As to conspiracy theories: In the US there is a growing theory about 9/11 having been arranged by Bush, the Neocons (read Jews), and the Mossad in order to provide an excuse for invading Iraq. Says Landes, people who think this way would rather think ill of Bush than Bin Laden. A very dangerous phenomenon. This is a belief widely held by European intellectuals. Democrats, he says, have also become subject to this thinking, which is a disaster for Israel. Bush is represented as bringing in Fascism. This is driving a wedge between the right and left just as unity is needed to combat Jihadism. Liberal Jews run to show themselves as progressive (read pro-Palestinian) to separate themselves from the taint of this theory.
A great deal of food for thought . . .
I recently alluded to the myth that terrorism is promoted by poverty, and that providing increased economic opportunity will moderate people. I would like to thank reader Wallace Edward Brand for an article he sent me offering additional evidence to refute this myth: Michael Coren, in "Hot for Martyrdom," in the National Post of Canada, interviews Dr. Tawfik Hamid, who was once a part of an Egyptian terror group.
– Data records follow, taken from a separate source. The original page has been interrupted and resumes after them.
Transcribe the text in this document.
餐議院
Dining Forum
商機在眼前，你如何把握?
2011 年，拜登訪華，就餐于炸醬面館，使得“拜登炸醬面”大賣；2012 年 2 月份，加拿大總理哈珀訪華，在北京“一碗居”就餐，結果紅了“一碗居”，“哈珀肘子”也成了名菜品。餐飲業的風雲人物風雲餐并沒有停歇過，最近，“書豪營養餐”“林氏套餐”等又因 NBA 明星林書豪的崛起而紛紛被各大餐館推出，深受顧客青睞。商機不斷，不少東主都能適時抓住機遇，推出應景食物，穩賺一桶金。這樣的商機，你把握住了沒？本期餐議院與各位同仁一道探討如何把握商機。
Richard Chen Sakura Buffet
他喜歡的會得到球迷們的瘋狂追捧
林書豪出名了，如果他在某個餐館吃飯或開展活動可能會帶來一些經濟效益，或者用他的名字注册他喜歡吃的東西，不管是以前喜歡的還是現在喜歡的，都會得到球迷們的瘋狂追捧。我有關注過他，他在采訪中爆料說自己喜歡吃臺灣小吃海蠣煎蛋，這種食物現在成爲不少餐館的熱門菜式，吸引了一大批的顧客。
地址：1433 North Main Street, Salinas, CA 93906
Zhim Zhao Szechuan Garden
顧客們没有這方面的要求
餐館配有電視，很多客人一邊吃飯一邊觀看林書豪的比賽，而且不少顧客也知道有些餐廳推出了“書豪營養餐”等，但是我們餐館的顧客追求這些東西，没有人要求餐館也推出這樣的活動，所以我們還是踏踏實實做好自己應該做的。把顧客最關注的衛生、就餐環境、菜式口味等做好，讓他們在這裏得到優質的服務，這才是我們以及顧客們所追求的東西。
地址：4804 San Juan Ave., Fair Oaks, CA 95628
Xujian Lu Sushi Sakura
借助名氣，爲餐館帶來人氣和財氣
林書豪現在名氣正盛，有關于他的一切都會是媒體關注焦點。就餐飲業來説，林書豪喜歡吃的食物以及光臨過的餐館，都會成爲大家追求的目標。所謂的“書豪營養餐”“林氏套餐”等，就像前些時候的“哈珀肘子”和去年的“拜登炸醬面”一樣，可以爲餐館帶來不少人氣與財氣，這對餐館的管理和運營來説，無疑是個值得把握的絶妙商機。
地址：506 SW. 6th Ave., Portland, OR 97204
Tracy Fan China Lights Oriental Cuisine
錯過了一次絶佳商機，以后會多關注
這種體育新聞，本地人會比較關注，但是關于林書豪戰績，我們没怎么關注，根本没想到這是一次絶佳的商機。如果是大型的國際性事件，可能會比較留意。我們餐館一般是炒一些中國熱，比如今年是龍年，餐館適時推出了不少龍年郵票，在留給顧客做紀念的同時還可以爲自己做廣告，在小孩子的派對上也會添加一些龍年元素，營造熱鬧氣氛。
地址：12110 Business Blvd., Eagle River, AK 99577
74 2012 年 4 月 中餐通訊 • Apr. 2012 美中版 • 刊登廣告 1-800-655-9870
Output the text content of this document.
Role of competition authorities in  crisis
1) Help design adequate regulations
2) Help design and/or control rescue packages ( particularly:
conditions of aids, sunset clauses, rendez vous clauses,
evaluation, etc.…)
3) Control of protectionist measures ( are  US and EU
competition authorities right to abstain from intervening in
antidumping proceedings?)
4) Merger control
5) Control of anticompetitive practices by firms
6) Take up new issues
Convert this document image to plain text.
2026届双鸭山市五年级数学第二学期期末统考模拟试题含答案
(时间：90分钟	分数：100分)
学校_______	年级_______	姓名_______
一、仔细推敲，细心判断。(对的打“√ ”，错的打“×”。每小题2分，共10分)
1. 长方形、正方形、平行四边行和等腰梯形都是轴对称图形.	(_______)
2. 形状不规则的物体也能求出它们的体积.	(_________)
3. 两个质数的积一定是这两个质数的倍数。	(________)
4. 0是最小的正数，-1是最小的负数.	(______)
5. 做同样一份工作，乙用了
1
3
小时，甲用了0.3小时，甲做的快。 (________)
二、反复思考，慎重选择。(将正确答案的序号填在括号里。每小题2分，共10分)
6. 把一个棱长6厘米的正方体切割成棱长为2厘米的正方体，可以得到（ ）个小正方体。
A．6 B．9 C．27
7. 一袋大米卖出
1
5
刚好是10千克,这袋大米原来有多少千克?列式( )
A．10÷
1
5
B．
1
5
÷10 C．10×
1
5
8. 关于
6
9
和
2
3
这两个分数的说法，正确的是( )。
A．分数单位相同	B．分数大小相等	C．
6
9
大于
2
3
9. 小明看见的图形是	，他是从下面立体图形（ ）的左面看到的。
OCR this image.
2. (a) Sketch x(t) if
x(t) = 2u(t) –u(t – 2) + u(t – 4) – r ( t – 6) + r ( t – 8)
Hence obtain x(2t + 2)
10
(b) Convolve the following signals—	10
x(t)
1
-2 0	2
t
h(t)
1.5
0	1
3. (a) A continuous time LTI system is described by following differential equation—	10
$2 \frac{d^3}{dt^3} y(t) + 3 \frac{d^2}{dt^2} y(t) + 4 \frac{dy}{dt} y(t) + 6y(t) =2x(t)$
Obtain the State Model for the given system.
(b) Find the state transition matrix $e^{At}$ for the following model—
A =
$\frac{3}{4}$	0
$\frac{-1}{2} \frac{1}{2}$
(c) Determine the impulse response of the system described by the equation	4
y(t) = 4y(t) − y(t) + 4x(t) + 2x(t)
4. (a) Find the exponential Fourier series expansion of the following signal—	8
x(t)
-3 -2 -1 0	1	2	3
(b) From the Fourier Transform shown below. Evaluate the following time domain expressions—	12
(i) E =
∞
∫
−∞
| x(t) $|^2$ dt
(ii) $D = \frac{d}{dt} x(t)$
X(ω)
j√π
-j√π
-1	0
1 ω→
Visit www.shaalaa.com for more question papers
Says Hamid:
"The first thing you have to understand is that it has nothing, absolutely nothing, to do with poverty or lack of education. I was from a middle-class family . . . Hardly anyone in the movement at university came from a background that was different from mine. I've heard this poverty nonsense time and time again from Western apologists for Islam, most of them not Muslim by the way. There are millions of passive supporters of terror who may be poor and needy but most of those who do the killing are wealthy, privileged, educated and free. If it were about poverty, ask yourself why it is middle-class Muslims-and never poor Christians-who become suicide bombers in Palestine."